高校名を全国にアピールできるスポーツは、甲子園の野球であるが、大学となると間違いなく箱根駅伝である。出場する22チームの大学は、予選を勝ち抜いてくるだけでも気の遠くなるような苦難の道のりを乗り越えてくる。

自分のプライドと母校の名誉を賭け走る姿は、感動的であり時に痛々しくもある。

塾教師である私は、やはり毎年入れ替わる大学名にいろんな思いをもって箱根駅伝を眺めている。私立大学は時に存続さえかけて優秀な選手を集めチャレンジしてくる。箱根駅伝の常連校になり、偏差値を上げてきた大学さえある。

かつて我が塾でも、神奈川大学が優勝を果たした年は、神奈川大を受験する高校生が多かった。また山梨学院大学が優勝した年は、我が塾から初めて男子生徒が入学した。それほど正月の箱根駅伝は受験生に影響を及ぼすイベントだ。

今ではメタボ中年の見本のようになってしまった私だが、高校のときは毎日5キロのランニングをやっていた。もちろん陸上大会に出るためなどではなく、体力維持と受験勉強のストレス解消のためである。ウオーキングもそうであるが、マイペースで走るジョギングというものは気持ちがいいものである。

42歳の時に中学校時代のクラスメイトが心筋梗塞で亡くなった。マラソンが好きなやつだった。私と同じ農家の長男で、酪農と水稲の専業農家を営んでいた。亡くなる前、狂牛病の風評被害で酪農経営も大変だとこぼしていた。

彼の長男である中学二年生の息子が、葬儀で泣き崩れる姿を目にしてから三日後、私は高校時代以来のジョギングを始めた。初めは2キロが一杯一杯だったが、一ヵ月後には5キロが走れるようになっていた。雨の日も風の日も雪の日も、私は一年間毎日走り続けた。同級生への供養であり、生かされていることへの自分に対する渇だった。

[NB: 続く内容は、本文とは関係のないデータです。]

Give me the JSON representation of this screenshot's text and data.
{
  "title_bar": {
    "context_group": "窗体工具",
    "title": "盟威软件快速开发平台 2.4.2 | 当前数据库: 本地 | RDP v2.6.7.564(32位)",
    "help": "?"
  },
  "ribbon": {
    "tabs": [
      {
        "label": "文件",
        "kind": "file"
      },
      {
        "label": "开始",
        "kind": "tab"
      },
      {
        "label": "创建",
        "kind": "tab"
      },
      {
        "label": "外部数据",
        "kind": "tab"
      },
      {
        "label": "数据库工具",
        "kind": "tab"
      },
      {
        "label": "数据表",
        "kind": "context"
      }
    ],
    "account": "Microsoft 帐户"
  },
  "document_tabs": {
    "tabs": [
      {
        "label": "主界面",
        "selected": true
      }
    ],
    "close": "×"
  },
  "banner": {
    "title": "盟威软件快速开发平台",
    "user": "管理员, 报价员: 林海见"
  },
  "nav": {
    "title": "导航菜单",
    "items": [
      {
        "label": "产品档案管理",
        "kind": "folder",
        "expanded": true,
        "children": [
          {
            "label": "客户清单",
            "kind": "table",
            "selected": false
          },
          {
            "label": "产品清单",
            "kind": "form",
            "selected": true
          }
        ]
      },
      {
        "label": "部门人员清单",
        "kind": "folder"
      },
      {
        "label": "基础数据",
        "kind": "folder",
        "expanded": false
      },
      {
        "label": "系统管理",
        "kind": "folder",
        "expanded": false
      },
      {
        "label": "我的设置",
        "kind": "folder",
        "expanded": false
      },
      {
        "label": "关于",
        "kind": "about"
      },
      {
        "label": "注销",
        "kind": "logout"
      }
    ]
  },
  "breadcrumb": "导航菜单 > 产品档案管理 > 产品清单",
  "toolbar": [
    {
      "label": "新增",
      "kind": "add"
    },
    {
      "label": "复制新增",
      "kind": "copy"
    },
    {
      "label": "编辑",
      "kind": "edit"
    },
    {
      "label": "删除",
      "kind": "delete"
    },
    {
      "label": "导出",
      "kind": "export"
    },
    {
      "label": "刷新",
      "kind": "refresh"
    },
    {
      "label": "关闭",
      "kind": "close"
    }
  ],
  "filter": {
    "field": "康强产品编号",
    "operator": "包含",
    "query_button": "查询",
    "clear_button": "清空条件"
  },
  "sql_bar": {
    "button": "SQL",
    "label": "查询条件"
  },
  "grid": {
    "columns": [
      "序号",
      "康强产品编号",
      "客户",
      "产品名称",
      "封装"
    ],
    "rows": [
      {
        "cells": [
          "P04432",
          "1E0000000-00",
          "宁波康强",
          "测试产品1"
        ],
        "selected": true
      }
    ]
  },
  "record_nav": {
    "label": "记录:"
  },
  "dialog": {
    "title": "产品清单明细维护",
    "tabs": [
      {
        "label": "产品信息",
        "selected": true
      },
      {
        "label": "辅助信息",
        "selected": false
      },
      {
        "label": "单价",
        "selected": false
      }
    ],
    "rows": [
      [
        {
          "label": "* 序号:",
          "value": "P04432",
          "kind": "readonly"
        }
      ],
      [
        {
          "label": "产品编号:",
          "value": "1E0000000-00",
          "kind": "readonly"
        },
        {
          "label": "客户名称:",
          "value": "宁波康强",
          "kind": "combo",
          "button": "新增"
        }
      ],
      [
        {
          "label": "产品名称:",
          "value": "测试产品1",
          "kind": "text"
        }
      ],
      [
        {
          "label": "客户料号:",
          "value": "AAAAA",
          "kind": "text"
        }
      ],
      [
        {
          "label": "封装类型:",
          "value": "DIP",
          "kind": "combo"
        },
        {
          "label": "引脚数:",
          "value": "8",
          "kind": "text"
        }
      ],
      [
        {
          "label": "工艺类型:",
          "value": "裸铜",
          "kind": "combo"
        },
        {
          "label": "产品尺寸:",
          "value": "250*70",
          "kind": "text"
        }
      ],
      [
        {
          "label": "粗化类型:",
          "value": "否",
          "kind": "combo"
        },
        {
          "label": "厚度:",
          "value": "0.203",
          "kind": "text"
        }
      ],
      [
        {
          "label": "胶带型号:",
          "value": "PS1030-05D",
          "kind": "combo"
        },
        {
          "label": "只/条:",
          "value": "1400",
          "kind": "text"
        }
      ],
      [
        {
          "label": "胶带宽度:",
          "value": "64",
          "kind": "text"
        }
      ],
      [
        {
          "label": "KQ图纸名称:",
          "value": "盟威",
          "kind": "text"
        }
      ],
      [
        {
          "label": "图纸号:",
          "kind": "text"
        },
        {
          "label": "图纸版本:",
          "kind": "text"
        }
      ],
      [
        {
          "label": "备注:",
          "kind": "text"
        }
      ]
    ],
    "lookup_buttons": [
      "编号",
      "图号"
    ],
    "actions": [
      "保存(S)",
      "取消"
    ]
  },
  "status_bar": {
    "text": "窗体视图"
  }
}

その年、市内の卓球大会に出た私は、43歳にして中学校以来の3位入賞を果たした。8試合30セット、中高生、一般を相手に戦い抜いた。残念ながらそれ以後入賞はない。走ることがスポーツの基本であることを実感した。

50近くになって今また走れと言われても厳しいのだが、風のように走り続ける大学生の姿を見ていると、そのさわやか過ぎる青春の姿に涙ぐんでしまうかねごんであった。